Kansas City invested millions into the ill-conceived Kempe Arena over the years and sold it for a buck.

On Thursday, the Kansas City Council, by a 9-1 vote, approved the sale of Kemper Arena to Foutch Brothers for $1. This move spares the city a $1 million-a-year maintenance burden but may put the city on the hook for future tax credits and other financing to help Foutch turn the arena into an amateur sports complex.

Opened in 1974 in the West Bottoms, Kemper won all sorts of architectural awards and hosted American Institute of Architects national conference in 1979. The event honored Kemper’s architect, Helmut Jahn.

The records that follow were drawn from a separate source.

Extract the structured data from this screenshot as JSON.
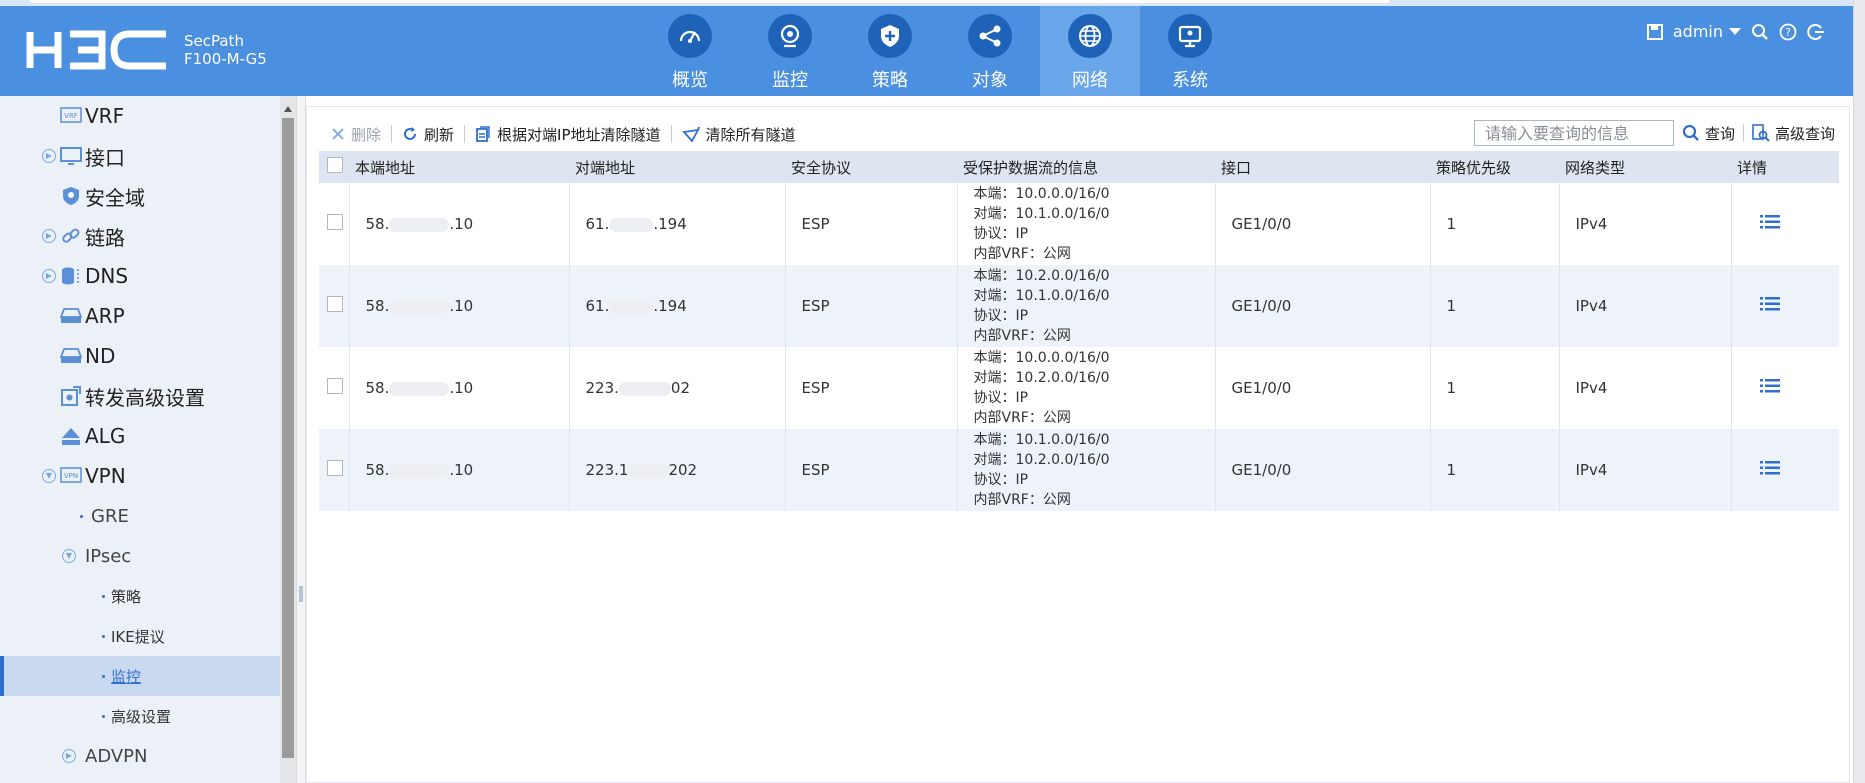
{
  "header": {
    "brand": "H3C",
    "product_line1": "SecPath",
    "product_line2": "F100-M-G5",
    "nav": [
      {
        "label": "概览",
        "icon": "dashboard-icon"
      },
      {
        "label": "监控",
        "icon": "monitor-camera-icon"
      },
      {
        "label": "策略",
        "icon": "shield-icon"
      },
      {
        "label": "对象",
        "icon": "share-nodes-icon"
      },
      {
        "label": "网络",
        "icon": "globe-icon",
        "active": true
      },
      {
        "label": "系统",
        "icon": "computer-icon"
      }
    ],
    "user": "admin"
  },
  "sidebar": {
    "items": [
      {
        "label": "VRF",
        "icon": "vrf-icon"
      },
      {
        "label": "接口",
        "icon": "interface-icon"
      },
      {
        "label": "安全域",
        "icon": "security-zone-icon"
      },
      {
        "label": "链路",
        "icon": "link-icon"
      },
      {
        "label": "DNS",
        "icon": "dns-icon"
      },
      {
        "label": "ARP",
        "icon": "arp-icon"
      },
      {
        "label": "ND",
        "icon": "nd-icon"
      },
      {
        "label": "转发高级设置",
        "icon": "forward-settings-icon"
      },
      {
        "label": "ALG",
        "icon": "alg-icon"
      },
      {
        "label": "VPN",
        "icon": "vpn-icon"
      },
      {
        "label": "GRE"
      },
      {
        "label": "IPsec"
      },
      {
        "label": "策略"
      },
      {
        "label": "IKE提议"
      },
      {
        "label": "监控",
        "active": true
      },
      {
        "label": "高级设置"
      },
      {
        "label": "ADVPN"
      }
    ]
  },
  "toolbar": {
    "delete": "删除",
    "refresh": "刷新",
    "clear_by_peer": "根据对端IP地址清除隧道",
    "clear_all": "清除所有隧道"
  },
  "search": {
    "placeholder": "请输入要查询的信息",
    "query": "查询",
    "advanced": "高级查询"
  },
  "table": {
    "columns": [
      "本端地址",
      "对端地址",
      "安全协议",
      "受保护数据流的信息",
      "接口",
      "策略优先级",
      "网络类型",
      "详情"
    ],
    "rows": [
      {
        "local_prefix": "58.",
        "local_suffix": ".10",
        "peer_prefix": "61.",
        "peer_suffix": ".194",
        "protocol": "ESP",
        "flow": [
          "本端：10.0.0.0/16/0",
          "对端：10.1.0.0/16/0",
          "协议：IP",
          "内部VRF：公网"
        ],
        "interface": "GE1/0/0",
        "priority": "1",
        "net_type": "IPv4"
      },
      {
        "local_prefix": "58.",
        "local_suffix": ".10",
        "peer_prefix": "61.",
        "peer_suffix": ".194",
        "protocol": "ESP",
        "flow": [
          "本端：10.2.0.0/16/0",
          "对端：10.1.0.0/16/0",
          "协议：IP",
          "内部VRF：公网"
        ],
        "interface": "GE1/0/0",
        "priority": "1",
        "net_type": "IPv4"
      },
      {
        "local_prefix": "58.",
        "local_suffix": ".10",
        "peer_prefix": "223.",
        "peer_suffix": "02",
        "protocol": "ESP",
        "flow": [
          "本端：10.0.0.0/16/0",
          "对端：10.2.0.0/16/0",
          "协议：IP",
          "内部VRF：公网"
        ],
        "interface": "GE1/0/0",
        "priority": "1",
        "net_type": "IPv4"
      },
      {
        "local_prefix": "58.",
        "local_suffix": ".10",
        "peer_prefix": "223.1",
        "peer_suffix": "202",
        "protocol": "ESP",
        "flow": [
          "本端：10.1.0.0/16/0",
          "对端：10.2.0.0/16/0",
          "协议：IP",
          "内部VRF：公网"
        ],
        "interface": "GE1/0/0",
        "priority": "1",
        "net_type": "IPv4"
      }
    ]
  },
  "colors": {
    "header_bg": "#4a8fe0",
    "nav_active": "#6aa6ea",
    "accent": "#2f6fcd",
    "sidebar_bg": "#ecf0f7"
  }
}
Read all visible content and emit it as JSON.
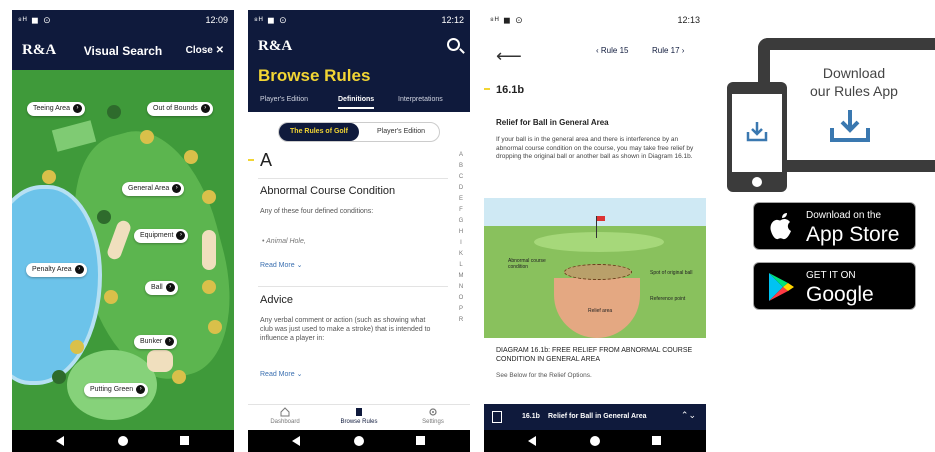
{
  "status_bar": {
    "signal": "⁸ᴴ ◼ ⊙",
    "wifi_battery": "▾◢ ▮",
    "times": [
      "12:09",
      "12:12",
      "12:13"
    ]
  },
  "screen1": {
    "logo": "R&A",
    "title": "Visual Search",
    "close": "Close ✕",
    "labels": [
      "Teeing Area",
      "Out of Bounds",
      "General Area",
      "Equipment",
      "Penalty Area",
      "Ball",
      "Bunker",
      "Putting Green"
    ]
  },
  "screen2": {
    "logo": "R&A",
    "title": "Browse Rules",
    "tabs": [
      "Player's Edition",
      "Definitions",
      "Interpretations"
    ],
    "active_tab": "Definitions",
    "toggle": [
      "The Rules of Golf",
      "Player's Edition"
    ],
    "letter": "A",
    "entries": [
      {
        "term": "Abnormal Course Condition",
        "definition": "Any of these four defined conditions:",
        "bullet": "• Animal Hole,",
        "more": "Read More ⌄"
      },
      {
        "term": "Advice",
        "definition": "Any verbal comment or action (such as showing what club was just used to make a stroke) that is intended to influence a player in:",
        "more": "Read More ⌄"
      }
    ],
    "alphabet": [
      "A",
      "B",
      "C",
      "D",
      "E",
      "F",
      "G",
      "H",
      "I",
      "K",
      "L",
      "M",
      "N",
      "O",
      "P",
      "R"
    ],
    "bottom_nav": [
      "Dashboard",
      "Browse Rules",
      "Settings"
    ]
  },
  "screen3": {
    "back": "⟵",
    "prev": "‹ Rule 15",
    "next": "Rule 17 ›",
    "rule_number": "16.1b",
    "heading": "Relief for Ball in General Area",
    "body": "If your ball is in the general area and there is interference by an abnormal course condition on the course, you may take free relief by dropping the original ball or another ball as shown in Diagram 16.1b.",
    "diagram_labels": [
      "Abnormal course condition",
      "Spot of original ball",
      "Reference point",
      "Relief area"
    ],
    "caption": "DIAGRAM 16.1b: FREE RELIEF FROM ABNORMAL COURSE CONDITION IN GENERAL AREA",
    "caption_sub": "See Below for the Relief Options.",
    "footer_number": "16.1b",
    "footer_title": "Relief for Ball in General Area",
    "footer_chevron": "⌃⌄"
  },
  "promo": {
    "line1": "Download",
    "line2": "our Rules App",
    "appstore_small": "Download on the",
    "appstore_big": "App Store",
    "googleplay_small": "GET IT ON",
    "googleplay_big": "Google play"
  },
  "colors": {
    "navy": "#0f1a3c",
    "yellow": "#f2d534",
    "grass": "#3f9a3a",
    "water": "#6cc3ea"
  }
}
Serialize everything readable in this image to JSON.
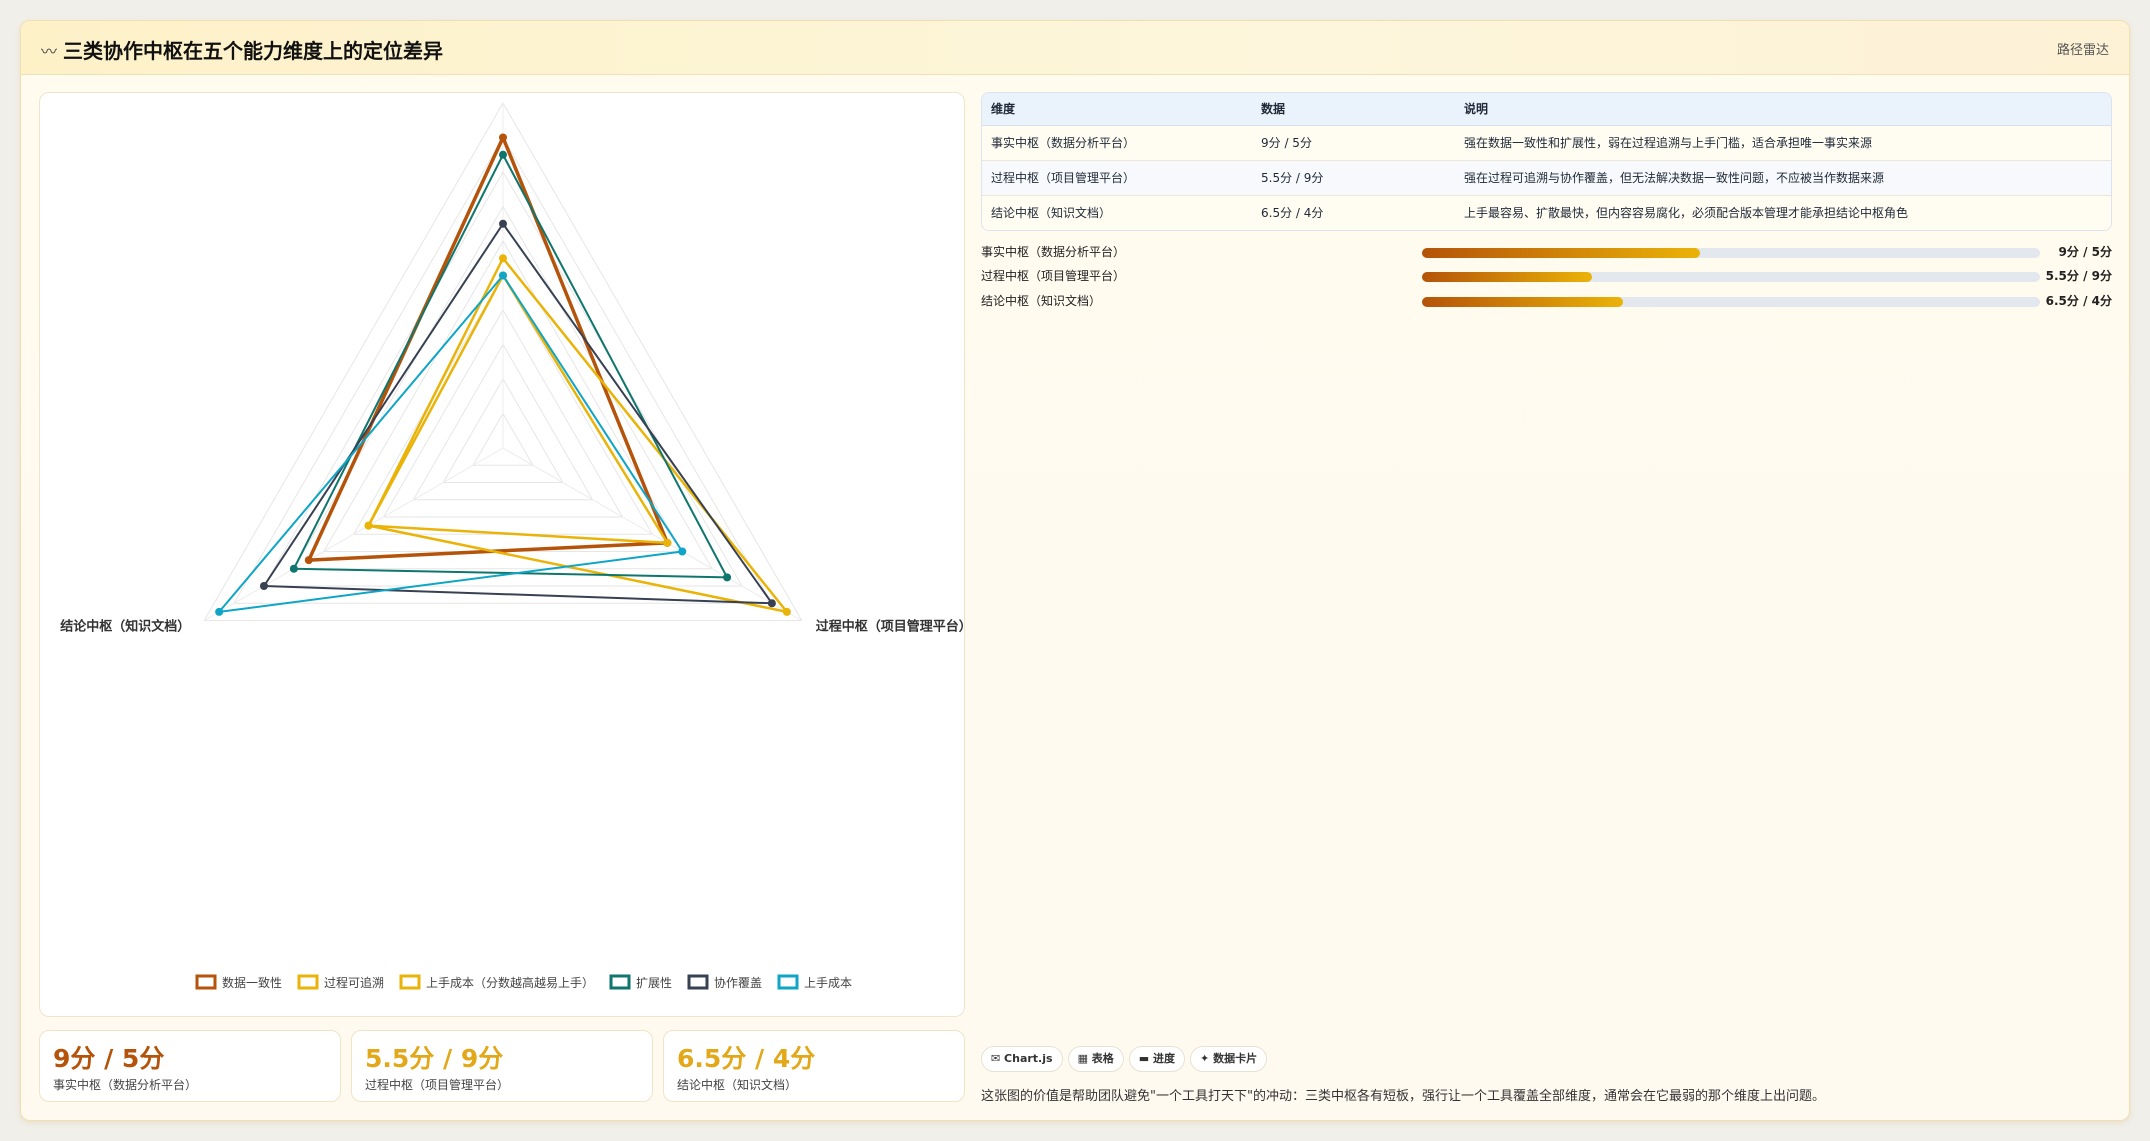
{
  "header": {
    "icon": "〰",
    "title": "三类协作中枢在五个能力维度上的定位差异",
    "subtitle": "路径雷达"
  },
  "chart_data": {
    "type": "radar",
    "axes": [
      "事实中枢（数据分析平台）",
      "过程中枢（项目管理平台）",
      "结论中枢（知识文档）"
    ],
    "scale": [
      0,
      10
    ],
    "series": [
      {
        "name": "数据一致性",
        "values": [
          9,
          5.5,
          6.5
        ],
        "color": "#b45309",
        "width": 3.5
      },
      {
        "name": "过程可追溯",
        "values": [
          5.5,
          9.5,
          4.5
        ],
        "color": "#eab308",
        "width": 2.5
      },
      {
        "name": "上手成本（分数越高越易上手）",
        "values": [
          5,
          5.5,
          4.5
        ],
        "color": "#eab308",
        "width": 2.5
      },
      {
        "name": "扩展性",
        "values": [
          8.5,
          7.5,
          7
        ],
        "color": "#0f766e",
        "width": 2
      },
      {
        "name": "协作覆盖",
        "values": [
          6.5,
          9,
          8
        ],
        "color": "#374151",
        "width": 2
      },
      {
        "name": "上手成本",
        "values": [
          5,
          6,
          9.5
        ],
        "color": "#0ea5c6",
        "width": 2
      }
    ]
  },
  "stats": [
    {
      "value": "9分 / 5分",
      "label": "事实中枢（数据分析平台）",
      "color": "#b45309"
    },
    {
      "value": "5.5分 / 9分",
      "label": "过程中枢（项目管理平台）",
      "color": "#e3a81a"
    },
    {
      "value": "6.5分 / 4分",
      "label": "结论中枢（知识文档）",
      "color": "#e3a81a"
    }
  ],
  "table": {
    "headers": [
      "维度",
      "数据",
      "说明"
    ],
    "rows": [
      [
        "事实中枢（数据分析平台）",
        "9分 / 5分",
        "强在数据一致性和扩展性，弱在过程追溯与上手门槛，适合承担唯一事实来源"
      ],
      [
        "过程中枢（项目管理平台）",
        "5.5分 / 9分",
        "强在过程可追溯与协作覆盖，但无法解决数据一致性问题，不应被当作数据来源"
      ],
      [
        "结论中枢（知识文档）",
        "6.5分 / 4分",
        "上手最容易、扩散最快，但内容容易腐化，必须配合版本管理才能承担结论中枢角色"
      ]
    ]
  },
  "progress": [
    {
      "label": "事实中枢（数据分析平台）",
      "value": "9分 / 5分",
      "fraction": 0.45
    },
    {
      "label": "过程中枢（项目管理平台）",
      "value": "5.5分 / 9分",
      "fraction": 0.275
    },
    {
      "label": "结论中枢（知识文档）",
      "value": "6.5分 / 4分",
      "fraction": 0.325
    }
  ],
  "tags": [
    "✉ Chart.js",
    "▦ 表格",
    "▬ 进度",
    "✦ 数据卡片"
  ],
  "footnote": "这张图的价值是帮助团队避免\"一个工具打天下\"的冲动：三类中枢各有短板，强行让一个工具覆盖全部维度，通常会在它最弱的那个维度上出问题。"
}
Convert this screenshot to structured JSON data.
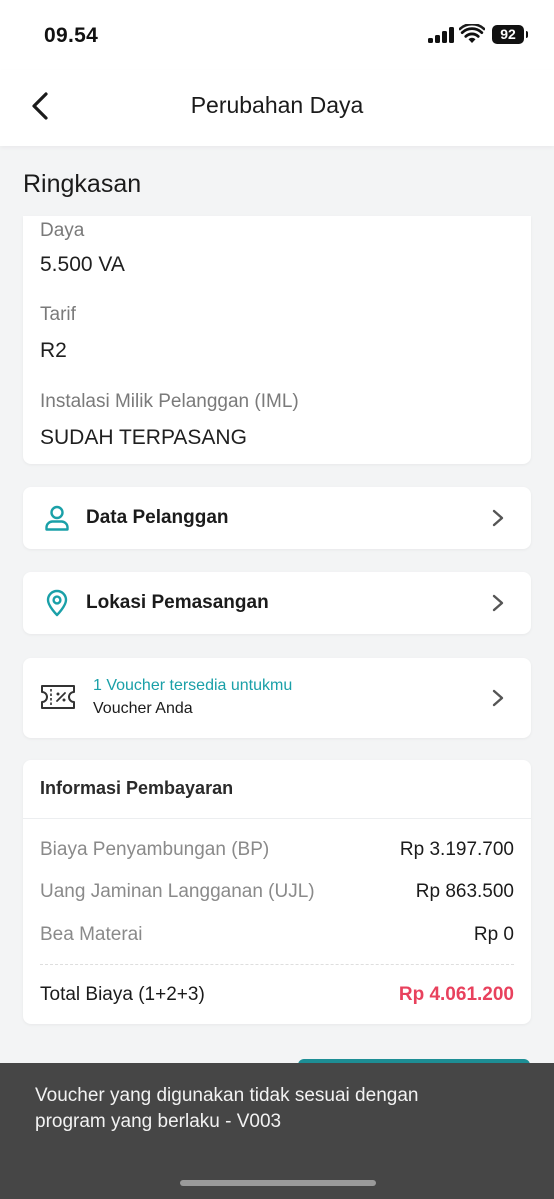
{
  "status_bar": {
    "time": "09.54",
    "battery": "92"
  },
  "header": {
    "title": "Perubahan Daya"
  },
  "summary": {
    "title": "Ringkasan",
    "fields": [
      {
        "label": "Daya",
        "value": "5.500 VA"
      },
      {
        "label": "Tarif",
        "value": "R2"
      },
      {
        "label": "Instalasi Milik Pelanggan (IML)",
        "value": "SUDAH TERPASANG"
      }
    ]
  },
  "nav": {
    "customer_data": "Data Pelanggan",
    "install_location": "Lokasi Pemasangan"
  },
  "voucher": {
    "available": "1 Voucher tersedia untukmu",
    "label": "Voucher Anda"
  },
  "payment": {
    "title": "Informasi Pembayaran",
    "rows": [
      {
        "label": "Biaya Penyambungan (BP)",
        "amount": "Rp 3.197.700"
      },
      {
        "label": "Uang Jaminan Langganan (UJL)",
        "amount": "Rp 863.500"
      },
      {
        "label": "Bea Materai",
        "amount": "Rp 0"
      }
    ],
    "total_label": "Total Biaya (1+2+3)",
    "total_amount": "Rp 4.061.200"
  },
  "toast": {
    "message": "Voucher yang digunakan tidak sesuai dengan program yang berlaku - V003"
  },
  "colors": {
    "accent": "#1aa0a8",
    "total": "#e8415d",
    "toast_bg": "#464646"
  },
  "icons": {
    "back": "chevron-left-icon",
    "customer": "person-icon",
    "location": "map-pin-icon",
    "voucher": "ticket-percent-icon",
    "chevron": "chevron-right-icon"
  }
}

A day after the event, the roof collapsed.

In 1999, WWF superstar fell to his death from the arena’s rafters in front of a horrified crowd as he attempted to descend to the ring in his “Blue Blazer” super hero gear.

In the 1990s, despite Kemper’s unwelcoming location, the city poured more than $50 million into the arena and its adjacent American Royal livestock buildings only to see the complex fall into disuse with the opening of the Sprint Arena a decade later.

Not all city council members were thrilled to bid adieu to this very white elephant. Scott Wagner voted against the move for fear that the renovation would not provide adequate prevailing wage union jobs.

Foutch had been working on this deal for four years.